SCOTT WOLNIAK sees patterns in things we all see—scraps of rubbish on the street, junk mail inconveniently streaming in each day and rising in a pile—and he wonders about the regular intervals in which post-consumer waste is encountered on a daily basis.

While noticing and collecting waste in various forms, Wolniak found similarities between these discarded items and wild plants—both a sort of debris. Like trash, weeds are cleared, and with a seasonal regularity they reclaim their abundance. In 2005, Wolniak clarified this observation, telling the Chicago Reader that both trash and weeds are "very tenacious—they [keep] coming back." Wolniak began making wire frames of plants, using weeds from around his neighborhood as models, and later wrapped these frames with strips of litter to render them solid. These trash-skinned weeds debuted at Chicago's Museum of Contemporary Art in 2005—and currently, they appear to grow from the floor of Chambers @ 916 as part of Patterning, which brings together five of Wolniak's past projects.

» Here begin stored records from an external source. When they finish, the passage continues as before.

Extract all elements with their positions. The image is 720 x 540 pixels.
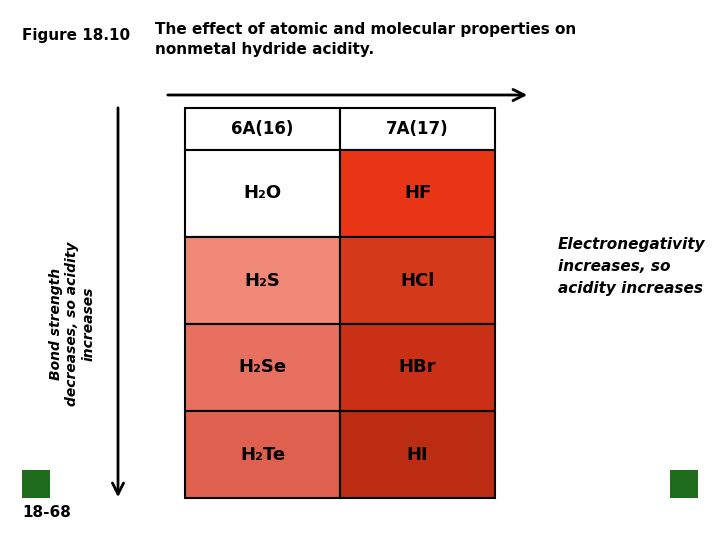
Text: Bond strength
decreases, so acidity
increases: Bond strength decreases, so acidity incr… <box>49 242 95 406</box>
FancyBboxPatch shape <box>185 108 340 150</box>
Bar <box>340 411 495 498</box>
Bar <box>185 411 340 498</box>
Text: Figure 18.10: Figure 18.10 <box>22 28 130 43</box>
Text: Electronegativity
increases, so
acidity increases: Electronegativity increases, so acidity … <box>558 237 706 296</box>
Text: H₂Se: H₂Se <box>238 359 287 376</box>
FancyBboxPatch shape <box>340 108 495 150</box>
Bar <box>185 324 340 411</box>
Text: HCl: HCl <box>400 272 435 289</box>
FancyBboxPatch shape <box>670 470 698 498</box>
FancyBboxPatch shape <box>22 470 50 498</box>
Text: H₂O: H₂O <box>243 185 282 202</box>
Text: 6A(16): 6A(16) <box>231 120 294 138</box>
Text: 7A(17): 7A(17) <box>386 120 449 138</box>
Text: H₂S: H₂S <box>245 272 280 289</box>
Bar <box>340 150 495 237</box>
Bar <box>340 324 495 411</box>
Text: HI: HI <box>407 446 428 463</box>
Text: The effect of atomic and molecular properties on
nonmetal hydride acidity.: The effect of atomic and molecular prope… <box>155 22 576 57</box>
Bar <box>185 237 340 324</box>
Text: HF: HF <box>404 185 431 202</box>
Bar <box>185 150 340 237</box>
Text: HBr: HBr <box>399 359 436 376</box>
Text: H₂Te: H₂Te <box>240 446 285 463</box>
Bar <box>340 237 495 324</box>
Text: 18-68: 18-68 <box>22 505 71 520</box>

"Weed" is coupled with a similar body of work, "Improvised Grass," in which blades of grass are made with trash, and arranged into clumps and rows. Martha Morgan, director of Chambers @ 916, said she finds these two bodies of work joined to the rest of the show through underlying explorations of "synthetic nature." This observation holds especially true in Wolniak's collection Simulated Sunprints.

For Simulated Sunprints, Wolniak used bleach on colored paper to harness what he calls "synthetic sunlight." The original idea was to make traditional sunprints (using a combination of chemicals and sunlight to produce images), but the Chicago winter did not allow for the project. Without sunlight, Wolniak decided to substitute bleach. "Simulated Sunprint Untitled #7" started with a brown sheet of paper. With bleach added, ink from the paper bled down the page—the result suggests a maritime scene, with horizontal zigzags as waves and splotches as birds or clouds.

Also on display is Wolniak's series Untitled Tie-Dyes (in which the artist traces the patterns of tie-dyes with graphite), as well as a video composition entitled "Musical Notes in Harmony with the Attuned Healing Colors," which reads like an audio visualization plug-in interpreting ambient sound. While all of Wolniak's represented bodies of work were intriguing at a conceptual level, I found the strongest visual engagement in "Weed" and "Improvised Grass"—without which I wouldn't recommend going far out of your way to visit Chambers @ 916 for Patterning.